Selon plusieurs sources locales, des discussions seraient en cours au sein de la jeunesse afin d’évaluer les actions à entreprendre pour exprimer leur désaccord avec cette éventuelle réaffectation. Des consultations informelles se tiendraient notamment autour de l’organisation d’activités citoyennes destinées à faire entendre leur position.

D’après les informations recueillies, plusieurs options seraient envisagées. Certains jeunes évoqueraient la possibilité de profiter de la marche de l’opposition prévue le 3 juin pour faire connaître leurs préoccupations, tandis que d’autres privilégieraient une initiative distincte à une date ultérieure afin de démontrer leur mobilisation.

Un retour qui ravive des controverses passées

Le magistrat Makwanza et le procureur Émile Ndjale avaient déjà fait l’objet de critiques de la part d’une frange de la population locale concernant leur gestion de certains dossiers judiciaires. À l’époque, plusieurs accusations avaient été formulées à leur encontre par des citoyens et des organisations locales.

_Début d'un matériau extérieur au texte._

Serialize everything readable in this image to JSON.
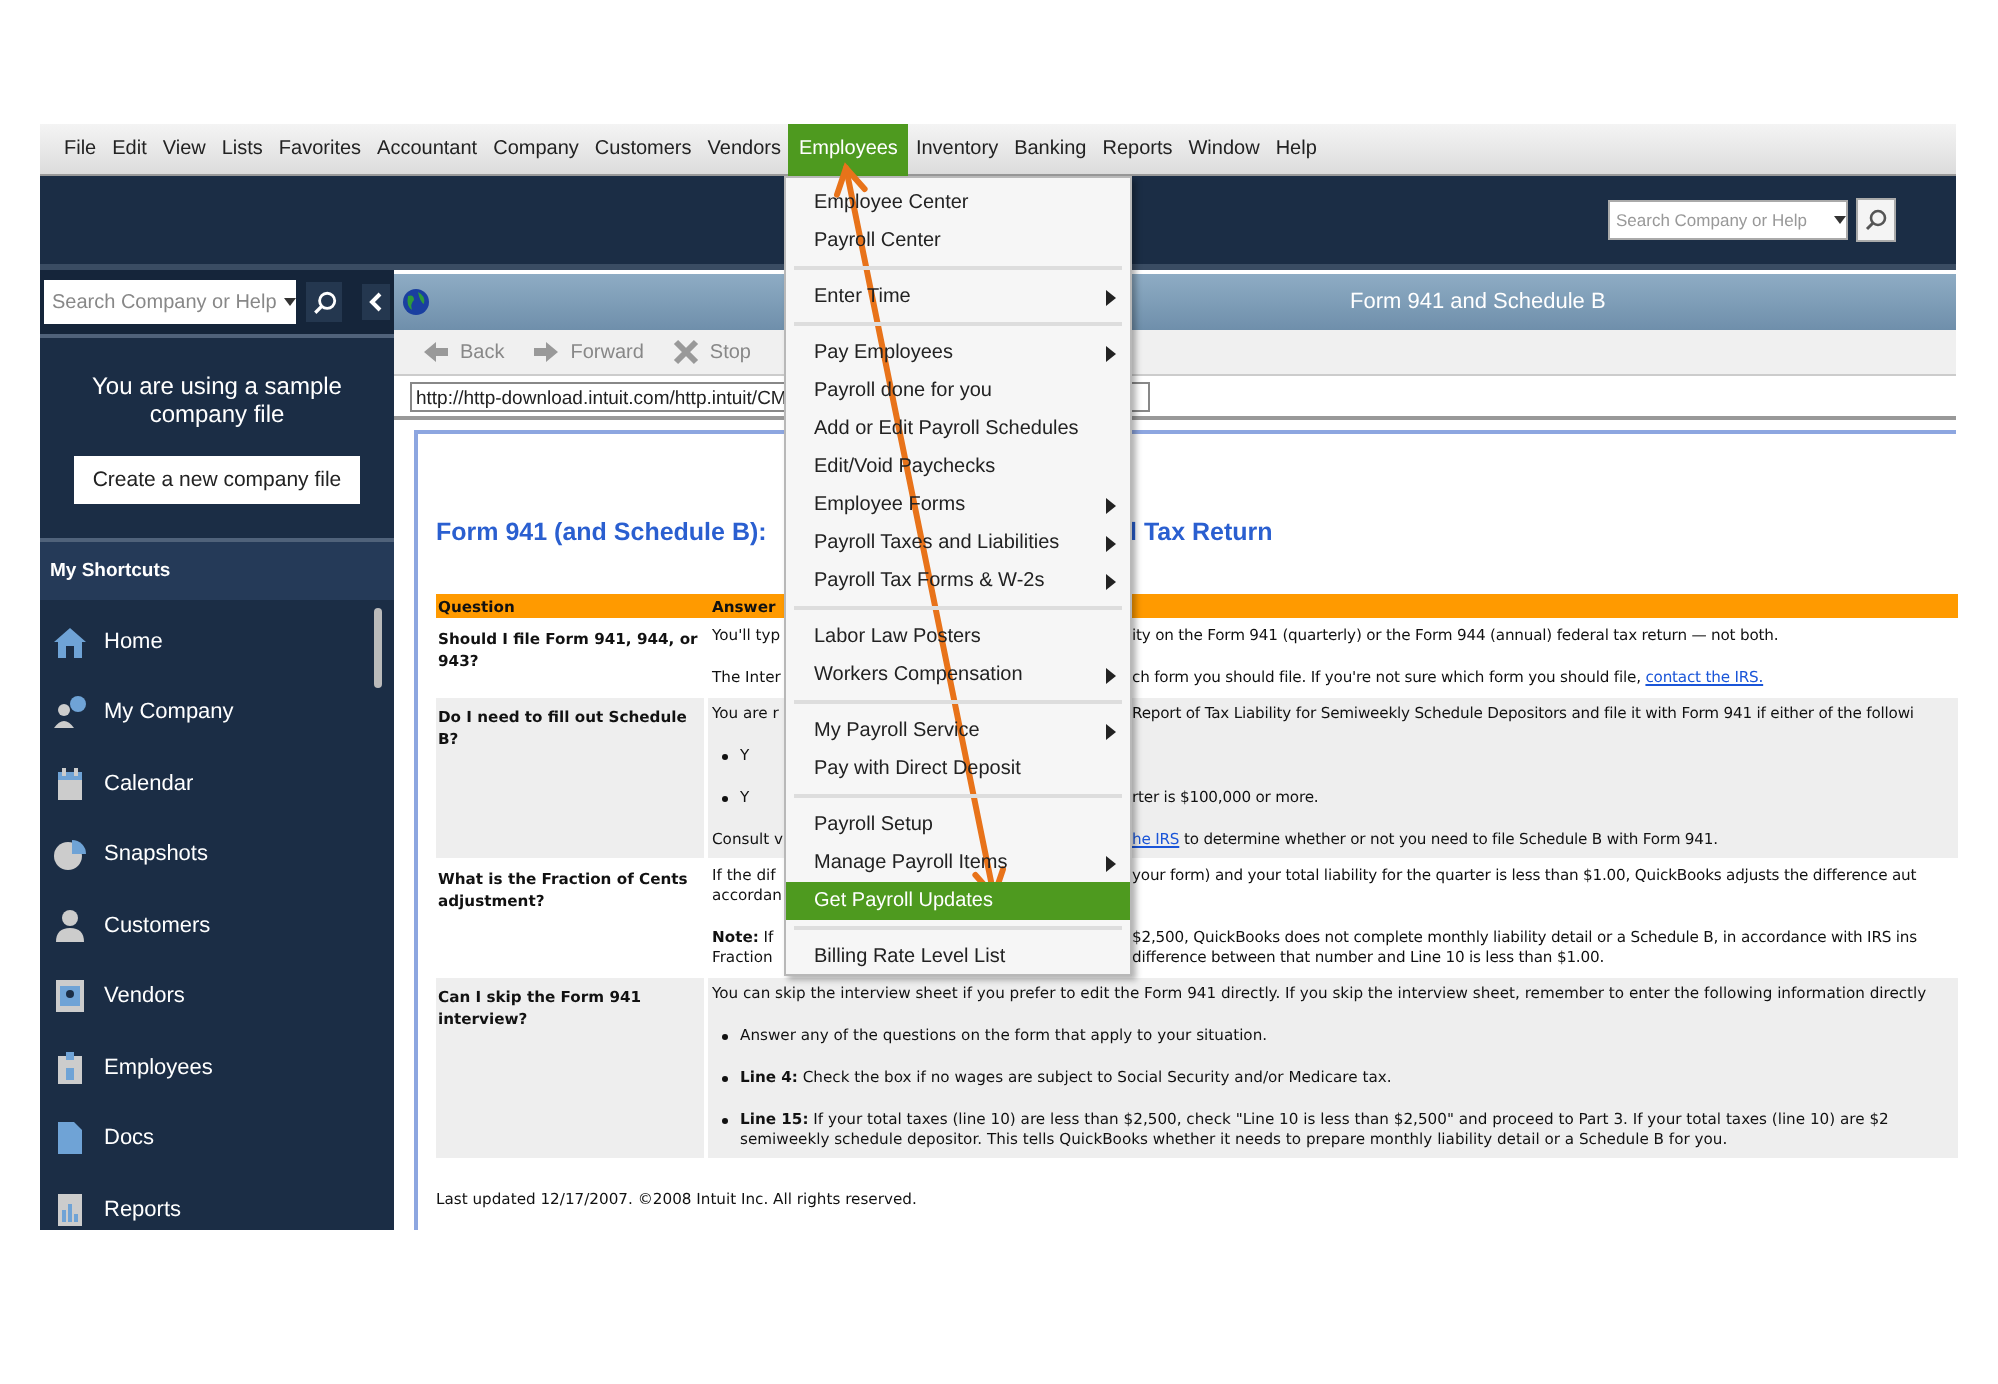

Ces allégations portaient notamment sur de supposés abus dans l’exercice de leurs fonctions ainsi que sur des comportements jugés incompatibles avec leurs responsabilités. Toutefois, il convient de rappeler que ces accusations relèvent des dénonciations faites par leurs détracteurs et qu’elles n’ont pas nécessairement fait l’objet de décisions judiciaires définitives établissant leur responsabilité.

En juillet 2025, un mouvement de contestation populaire avait conduit à une forte tension dans la ville de Kenge, poussant les deux magistrats à quitter temporairement leur poste.

Entre interrogations et attentes

L’éventualité de leur retour suscite aujourd’hui diverses interrogations au sein de la population. Certains habitants estiment que cette décision risque de raviver des tensions encore présentes, tandis que d’autres appellent au respect des procédures administratives et judiciaires en vigueur.

Dans ce contexte, plusieurs observateurs plaident pour l’apaisement et le dialogue afin d’éviter toute escalade et de garantir le maintien de l’ordre public. Les autorités compétentes sont également attendues sur leur capacité à gérer cette situation avec sérénité et dans le respect de l’État de droit.

Alors que les spéculations se multiplient, l’attention reste désormais tournée vers les prochaines décisions administratives et les réactions qu’elles pourraient susciter au sein de la population de Kenge.